Prior to menopause, women produce sufficient amounts of estrogen, which decreases their heart attack risk significantly. After menopause, though, estrogen levels fall, and by age 60 to 65, men and women have approximately the same risk of developing heart disease.
This drop in estrogen is detrimental since estrogen can protect you from developing certain types of heart disease. As rates decline and stay low with age, recent data suggests women over the age of 75 may surpass men of the same age when it comes to heart disease risk.
How Estrogen Affects Cholesterol Levels
The majority of estrogen’s protective effects are likely to come from its influence on regulating cholesterol levels. Estrogen acts on the liver to cause an overall reduction in the total amount of cholesterol in the body, increases the amount of good cholesterol (HDL) and decreases the amount of bad cholesterol (LDL).
Over time, bad cholesterol can accumulate as deposits in your blood vessels. This can lead to blockages that interfere with the delivery of blood to your heart.
Decreasing your level of bad cholesterol reduces the likelihood of these blockages form. Good cholesterol, on the other hand, is actually an anti-blockage type of cholesterol. Good cholesterol reduces both the amount of bad cholesterol present in the body and makes bad cholesterol less able to accumulate into the types of deposits that cause blockages.
Estrogen and the Immune System
There is some evidence that estrogen also has an effect on the immune system, which further decreases the danger posed by deposits of bad cholesterol.
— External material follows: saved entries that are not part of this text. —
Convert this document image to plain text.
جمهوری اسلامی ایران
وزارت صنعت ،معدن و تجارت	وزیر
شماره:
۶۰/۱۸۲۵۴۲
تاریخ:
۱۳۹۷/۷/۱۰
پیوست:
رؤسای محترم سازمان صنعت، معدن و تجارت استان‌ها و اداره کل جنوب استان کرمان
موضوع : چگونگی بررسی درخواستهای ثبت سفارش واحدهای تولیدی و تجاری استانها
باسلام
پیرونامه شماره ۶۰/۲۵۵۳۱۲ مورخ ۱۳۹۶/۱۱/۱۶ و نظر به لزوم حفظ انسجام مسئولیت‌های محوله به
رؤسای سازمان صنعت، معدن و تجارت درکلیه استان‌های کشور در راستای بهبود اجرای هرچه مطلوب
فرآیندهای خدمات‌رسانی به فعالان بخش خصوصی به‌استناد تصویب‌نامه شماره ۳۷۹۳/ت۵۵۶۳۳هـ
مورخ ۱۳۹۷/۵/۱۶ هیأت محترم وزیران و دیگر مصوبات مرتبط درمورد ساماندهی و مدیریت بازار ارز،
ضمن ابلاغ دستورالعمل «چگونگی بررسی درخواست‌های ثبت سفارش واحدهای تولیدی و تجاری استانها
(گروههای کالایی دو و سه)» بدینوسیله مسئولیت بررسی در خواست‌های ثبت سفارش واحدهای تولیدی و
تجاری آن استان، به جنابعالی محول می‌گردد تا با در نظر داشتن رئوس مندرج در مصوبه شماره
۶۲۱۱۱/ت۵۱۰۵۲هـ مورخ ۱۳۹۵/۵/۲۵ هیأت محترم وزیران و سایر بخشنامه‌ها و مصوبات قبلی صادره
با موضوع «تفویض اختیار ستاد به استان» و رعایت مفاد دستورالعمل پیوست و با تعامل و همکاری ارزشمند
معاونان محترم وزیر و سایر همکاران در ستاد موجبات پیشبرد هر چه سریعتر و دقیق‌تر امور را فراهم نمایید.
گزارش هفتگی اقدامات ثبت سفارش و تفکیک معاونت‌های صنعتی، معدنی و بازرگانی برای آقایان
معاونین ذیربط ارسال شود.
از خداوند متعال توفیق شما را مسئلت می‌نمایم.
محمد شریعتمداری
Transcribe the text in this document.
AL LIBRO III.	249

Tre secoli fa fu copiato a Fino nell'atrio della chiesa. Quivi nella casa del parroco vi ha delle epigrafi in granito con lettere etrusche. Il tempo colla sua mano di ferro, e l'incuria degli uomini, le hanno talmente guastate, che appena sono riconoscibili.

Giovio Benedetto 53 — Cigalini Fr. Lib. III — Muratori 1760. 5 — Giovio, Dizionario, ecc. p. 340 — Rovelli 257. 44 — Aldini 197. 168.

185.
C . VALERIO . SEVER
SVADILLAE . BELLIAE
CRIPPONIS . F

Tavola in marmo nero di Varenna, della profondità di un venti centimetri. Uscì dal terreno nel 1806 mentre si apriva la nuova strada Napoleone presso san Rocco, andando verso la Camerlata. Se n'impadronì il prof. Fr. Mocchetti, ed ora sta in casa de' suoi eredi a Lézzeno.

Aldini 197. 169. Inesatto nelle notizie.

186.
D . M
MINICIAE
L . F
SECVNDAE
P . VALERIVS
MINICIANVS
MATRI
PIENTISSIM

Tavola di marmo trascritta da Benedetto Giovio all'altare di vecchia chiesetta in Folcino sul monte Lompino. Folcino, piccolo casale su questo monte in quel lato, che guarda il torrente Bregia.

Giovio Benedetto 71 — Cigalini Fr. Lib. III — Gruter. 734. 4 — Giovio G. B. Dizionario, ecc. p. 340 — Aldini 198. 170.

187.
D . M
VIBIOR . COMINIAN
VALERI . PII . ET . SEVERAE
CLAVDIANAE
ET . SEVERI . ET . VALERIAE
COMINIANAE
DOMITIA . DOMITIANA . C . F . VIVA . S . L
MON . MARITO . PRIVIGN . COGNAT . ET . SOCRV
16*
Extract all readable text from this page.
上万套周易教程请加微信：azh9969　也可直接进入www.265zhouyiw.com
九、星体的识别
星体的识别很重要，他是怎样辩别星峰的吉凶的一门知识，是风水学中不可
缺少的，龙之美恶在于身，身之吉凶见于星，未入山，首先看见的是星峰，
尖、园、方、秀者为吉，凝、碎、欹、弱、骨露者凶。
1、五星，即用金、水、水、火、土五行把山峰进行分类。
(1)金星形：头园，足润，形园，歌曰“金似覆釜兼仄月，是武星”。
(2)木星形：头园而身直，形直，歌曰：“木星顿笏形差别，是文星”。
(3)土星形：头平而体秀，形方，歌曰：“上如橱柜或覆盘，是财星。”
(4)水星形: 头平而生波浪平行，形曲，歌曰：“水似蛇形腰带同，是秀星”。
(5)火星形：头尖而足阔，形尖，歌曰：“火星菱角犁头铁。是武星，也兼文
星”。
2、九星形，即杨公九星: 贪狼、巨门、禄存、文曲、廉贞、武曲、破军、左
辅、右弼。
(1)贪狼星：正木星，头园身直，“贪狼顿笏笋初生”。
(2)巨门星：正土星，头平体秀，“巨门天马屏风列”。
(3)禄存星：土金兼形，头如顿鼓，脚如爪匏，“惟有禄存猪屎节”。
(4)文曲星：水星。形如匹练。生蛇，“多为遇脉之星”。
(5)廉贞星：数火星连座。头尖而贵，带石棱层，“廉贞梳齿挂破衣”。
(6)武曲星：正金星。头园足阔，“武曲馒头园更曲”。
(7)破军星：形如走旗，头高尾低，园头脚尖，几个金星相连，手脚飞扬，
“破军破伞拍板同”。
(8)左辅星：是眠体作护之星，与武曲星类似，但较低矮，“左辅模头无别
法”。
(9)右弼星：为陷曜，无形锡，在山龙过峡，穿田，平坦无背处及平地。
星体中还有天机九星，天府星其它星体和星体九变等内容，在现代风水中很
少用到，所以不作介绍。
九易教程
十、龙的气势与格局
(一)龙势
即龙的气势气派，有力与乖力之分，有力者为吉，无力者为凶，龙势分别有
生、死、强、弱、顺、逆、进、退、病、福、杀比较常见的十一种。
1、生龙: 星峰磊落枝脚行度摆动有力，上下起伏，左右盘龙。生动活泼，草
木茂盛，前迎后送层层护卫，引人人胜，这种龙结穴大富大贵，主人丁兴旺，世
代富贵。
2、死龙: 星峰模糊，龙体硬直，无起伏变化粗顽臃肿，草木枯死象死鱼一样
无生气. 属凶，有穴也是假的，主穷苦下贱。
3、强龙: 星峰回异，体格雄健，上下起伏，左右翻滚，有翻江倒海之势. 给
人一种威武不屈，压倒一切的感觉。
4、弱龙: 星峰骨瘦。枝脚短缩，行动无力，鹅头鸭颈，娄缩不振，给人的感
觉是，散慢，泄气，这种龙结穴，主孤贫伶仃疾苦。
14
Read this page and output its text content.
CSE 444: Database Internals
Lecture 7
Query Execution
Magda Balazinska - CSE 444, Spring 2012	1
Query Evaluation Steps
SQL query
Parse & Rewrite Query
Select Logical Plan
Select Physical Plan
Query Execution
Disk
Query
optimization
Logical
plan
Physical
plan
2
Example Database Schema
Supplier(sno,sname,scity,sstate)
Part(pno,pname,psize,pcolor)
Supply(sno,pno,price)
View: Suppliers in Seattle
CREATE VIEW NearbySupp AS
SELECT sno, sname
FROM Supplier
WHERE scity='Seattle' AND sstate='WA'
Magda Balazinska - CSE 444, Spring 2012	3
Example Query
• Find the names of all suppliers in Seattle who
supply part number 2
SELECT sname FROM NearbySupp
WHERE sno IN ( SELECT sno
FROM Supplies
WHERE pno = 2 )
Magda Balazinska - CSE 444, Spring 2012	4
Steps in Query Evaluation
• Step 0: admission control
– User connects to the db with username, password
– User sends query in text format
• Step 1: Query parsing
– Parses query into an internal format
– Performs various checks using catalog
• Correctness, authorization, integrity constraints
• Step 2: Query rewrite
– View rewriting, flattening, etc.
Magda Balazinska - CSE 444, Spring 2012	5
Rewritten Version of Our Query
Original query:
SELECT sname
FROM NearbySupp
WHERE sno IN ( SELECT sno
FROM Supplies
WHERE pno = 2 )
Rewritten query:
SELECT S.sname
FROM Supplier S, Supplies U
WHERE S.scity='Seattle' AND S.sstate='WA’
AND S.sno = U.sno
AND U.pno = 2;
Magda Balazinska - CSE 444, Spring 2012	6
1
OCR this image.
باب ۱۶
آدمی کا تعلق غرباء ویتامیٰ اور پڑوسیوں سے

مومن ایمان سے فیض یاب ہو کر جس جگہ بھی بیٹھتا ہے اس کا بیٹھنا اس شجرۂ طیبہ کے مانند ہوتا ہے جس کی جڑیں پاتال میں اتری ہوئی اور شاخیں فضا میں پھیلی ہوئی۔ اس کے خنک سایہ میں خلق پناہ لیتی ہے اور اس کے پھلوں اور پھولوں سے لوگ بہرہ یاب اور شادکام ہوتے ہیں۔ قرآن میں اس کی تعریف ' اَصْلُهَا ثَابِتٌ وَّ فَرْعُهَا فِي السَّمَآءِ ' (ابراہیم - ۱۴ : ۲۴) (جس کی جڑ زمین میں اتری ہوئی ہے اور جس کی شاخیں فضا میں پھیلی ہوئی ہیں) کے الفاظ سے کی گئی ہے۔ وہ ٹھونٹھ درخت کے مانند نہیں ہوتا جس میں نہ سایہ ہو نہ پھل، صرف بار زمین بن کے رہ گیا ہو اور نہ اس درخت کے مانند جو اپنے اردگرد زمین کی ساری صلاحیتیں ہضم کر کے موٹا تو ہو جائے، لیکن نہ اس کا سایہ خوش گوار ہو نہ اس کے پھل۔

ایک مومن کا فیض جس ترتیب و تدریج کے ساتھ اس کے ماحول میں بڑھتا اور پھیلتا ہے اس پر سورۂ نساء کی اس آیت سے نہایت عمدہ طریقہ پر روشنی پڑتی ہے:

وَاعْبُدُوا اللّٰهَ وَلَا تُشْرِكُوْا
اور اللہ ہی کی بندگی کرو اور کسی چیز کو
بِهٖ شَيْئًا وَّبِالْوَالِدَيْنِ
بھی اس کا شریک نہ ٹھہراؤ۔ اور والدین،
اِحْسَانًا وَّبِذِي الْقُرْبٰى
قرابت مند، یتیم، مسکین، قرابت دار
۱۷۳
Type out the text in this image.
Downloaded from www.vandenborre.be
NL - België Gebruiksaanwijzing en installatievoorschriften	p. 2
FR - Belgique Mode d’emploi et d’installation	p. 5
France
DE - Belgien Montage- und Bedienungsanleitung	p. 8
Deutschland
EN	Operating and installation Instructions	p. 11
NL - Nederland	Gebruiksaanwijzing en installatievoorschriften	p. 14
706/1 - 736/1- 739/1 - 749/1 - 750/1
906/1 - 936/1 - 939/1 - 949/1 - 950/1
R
Once bad cholesterol has deposited in the blood vessels, a complicated immune system reaction causes the affected vessel to become inflamed.
This inflammation leads to further blockage while increasing the risk that a part of the deposit may break off and travel downstream to a narrow area of your vessel. Here it can lodge and cause a heart attack or stroke.
Preventing Heart Disease
Regardless of your age or estrogen level, you can lower your risk of heart disease through lifestyle adjustments. One of the best things you can do for your heart is to stop smoking. If you smoke, talk to your doctor about quitting; your healthcare provider can give you tips, resources, and medications that can make quitting easier.
Regular exercise and maintaining a healthy diet are also greatly benefiting heart health. If you want to adopt a healthier lifestyle, but aren’t sure where to begin, talk to a nutritionist about your diet and work with a personal trainer to identify which workouts are best for your body and activity level.
To help lower your risk of heart disease after menopause, your doctor may prescribe an estrogen-based hormone therapy. Estrogen supplementation can lower your risk of heart disease as well as protect against osteoporosis— a bone loss that increases with age—especially after menopause. These therapies do come with some risks, so make sure to tell your doctor about your health history as well as your families before starting a new prescription.